Regulation and competition biggest danger to operators, not recession

While some operators are claiming the economic downturn is the cause for their poor financial results (see T-Mobile‘s latest cries of pain), a study conducted by the market research firm Ovum claims increasing regulation and competition are the twin challenges mobile operators should focus upon.

Ovum maintains that, while it might be acceptable to worry about a recession-induced reduction in business travel and its impact on roaming revenues, the EU-mandated cut in roaming fees has had a far bigger impact on mobile operators' roaming revenues. The same applies to demands for lower mobile termination rates, new government taxes and spectrum liabilities.

However, Ovum's research did not show up any systemic decline in the number of revenue-generating customers (even in markets where migrant workers are leaving, customer numbers are still rising), it did note recession posed three key risks:

  • Fewer revenue-generating customers
  • Less revenue per customer
  • Lower value of generated revenues (from currency fluctuations).

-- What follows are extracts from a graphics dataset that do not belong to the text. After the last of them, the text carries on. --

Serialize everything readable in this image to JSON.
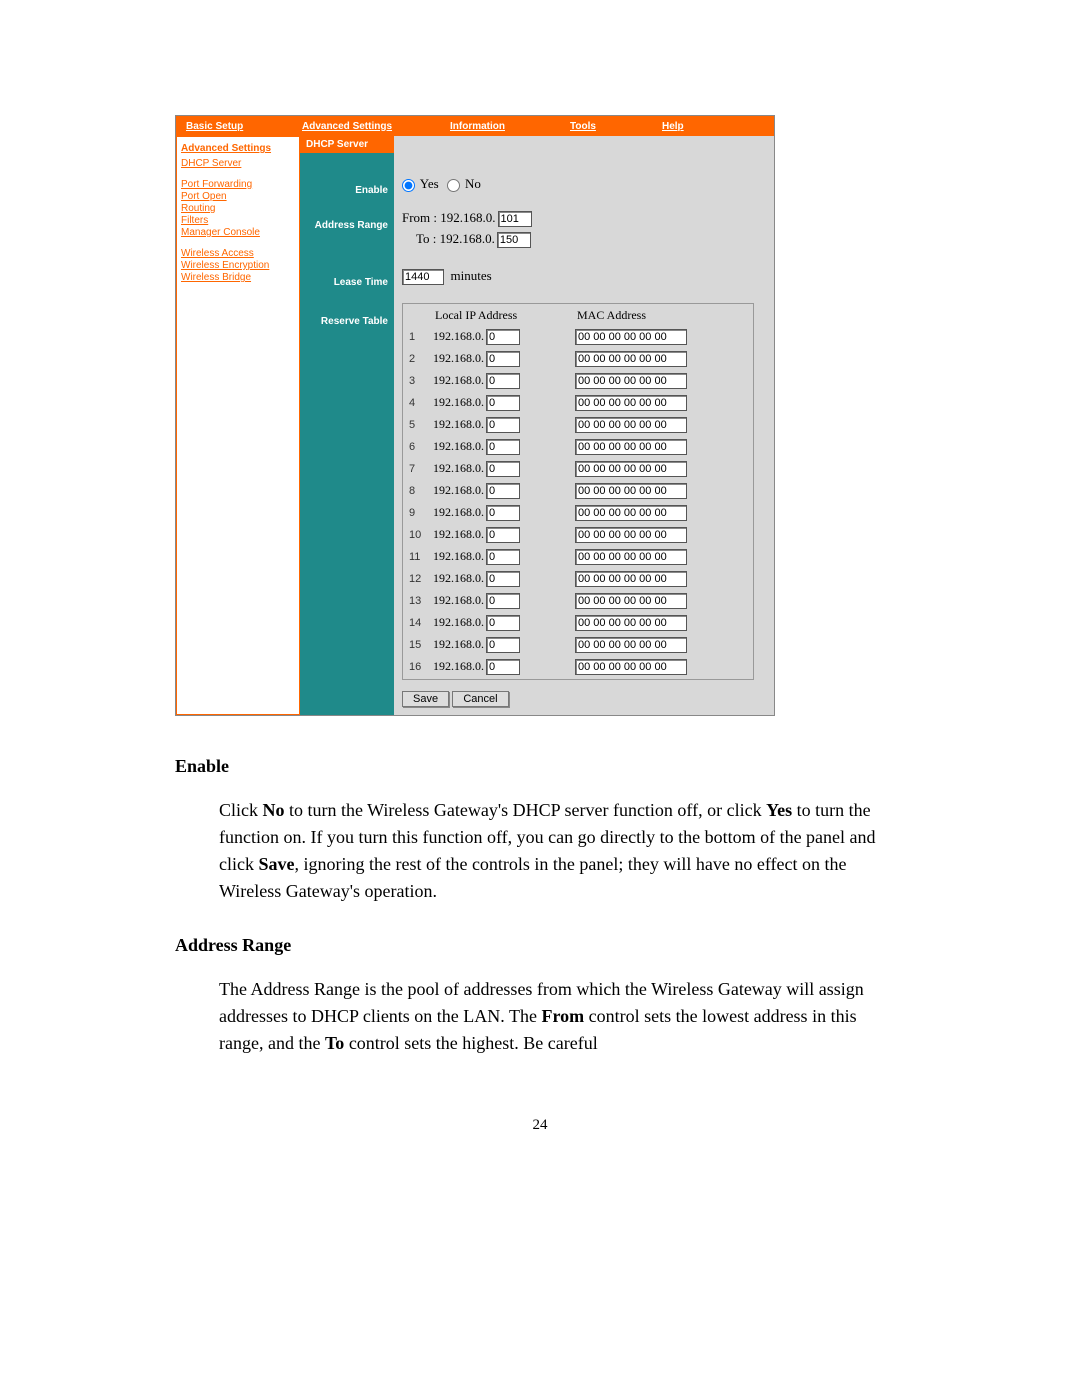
{
  "colors": {
    "accent": "#ff6600",
    "teal": "#1f8a8a",
    "panel": "#d8d8d8"
  },
  "topnav": {
    "basic": "Basic Setup",
    "adv": "Advanced Settings",
    "info": "Information",
    "tools": "Tools",
    "help": "Help"
  },
  "sidebar": {
    "header": "Advanced Settings",
    "items": [
      "DHCP Server",
      "Port Forwarding",
      "Port Open",
      "Routing",
      "Filters",
      "Manager Console",
      "Wireless Access",
      "Wireless Encryption",
      "Wireless Bridge"
    ]
  },
  "section": {
    "title": "DHCP Server",
    "labels": {
      "enable": "Enable",
      "address_range": "Address Range",
      "lease_time": "Lease Time",
      "reserve_table": "Reserve Table"
    }
  },
  "enable": {
    "yes": "Yes",
    "no": "No",
    "selected": "yes"
  },
  "address_range": {
    "from_label": "From",
    "to_label": "To",
    "prefix": "192.168.0.",
    "from": "101",
    "to": "150"
  },
  "lease": {
    "value": "1440",
    "unit": "minutes"
  },
  "reserve": {
    "headers": {
      "ip": "Local IP Address",
      "mac": "MAC Address"
    },
    "ip_prefix": "192.168.0.",
    "rows": [
      {
        "n": "1",
        "ip": "0",
        "mac": "00 00 00 00 00 00"
      },
      {
        "n": "2",
        "ip": "0",
        "mac": "00 00 00 00 00 00"
      },
      {
        "n": "3",
        "ip": "0",
        "mac": "00 00 00 00 00 00"
      },
      {
        "n": "4",
        "ip": "0",
        "mac": "00 00 00 00 00 00"
      },
      {
        "n": "5",
        "ip": "0",
        "mac": "00 00 00 00 00 00"
      },
      {
        "n": "6",
        "ip": "0",
        "mac": "00 00 00 00 00 00"
      },
      {
        "n": "7",
        "ip": "0",
        "mac": "00 00 00 00 00 00"
      },
      {
        "n": "8",
        "ip": "0",
        "mac": "00 00 00 00 00 00"
      },
      {
        "n": "9",
        "ip": "0",
        "mac": "00 00 00 00 00 00"
      },
      {
        "n": "10",
        "ip": "0",
        "mac": "00 00 00 00 00 00"
      },
      {
        "n": "11",
        "ip": "0",
        "mac": "00 00 00 00 00 00"
      },
      {
        "n": "12",
        "ip": "0",
        "mac": "00 00 00 00 00 00"
      },
      {
        "n": "13",
        "ip": "0",
        "mac": "00 00 00 00 00 00"
      },
      {
        "n": "14",
        "ip": "0",
        "mac": "00 00 00 00 00 00"
      },
      {
        "n": "15",
        "ip": "0",
        "mac": "00 00 00 00 00 00"
      },
      {
        "n": "16",
        "ip": "0",
        "mac": "00 00 00 00 00 00"
      }
    ]
  },
  "buttons": {
    "save": "Save",
    "cancel": "Cancel"
  },
  "doc": {
    "h1": "Enable",
    "p1a": "Click ",
    "p1b": "No",
    "p1c": " to turn the Wireless Gateway's DHCP server function off, or click ",
    "p1d": "Yes",
    "p1e": " to turn the function on. If you turn this function off, you can go directly to the bottom of the panel and click ",
    "p1f": "Save",
    "p1g": ", ignoring the rest of the controls in the panel; they will have no effect on the Wireless Gateway's operation.",
    "h2": "Address Range",
    "p2a": "The Address Range is the pool of addresses from which the Wireless Gateway will assign addresses to DHCP clients on the LAN. The ",
    "p2b": "From",
    "p2c": " control sets the lowest address in this range, and the ",
    "p2d": "To",
    "p2e": " control sets the highest. Be careful"
  },
  "page_number": "24"
}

While each of these could potentially undermine the mobile operator's business, currency fluctuation is the most dangerous as there is little operators can do about it. "Frustratingly, no matter how well an operator performs locally, if the value of its local currency falls compared to the US dollar or euro then the operator suffers. Keeping repayments on dollar- or euro-denominated loans becomes more costly and funding new network rollouts becomes very expensive."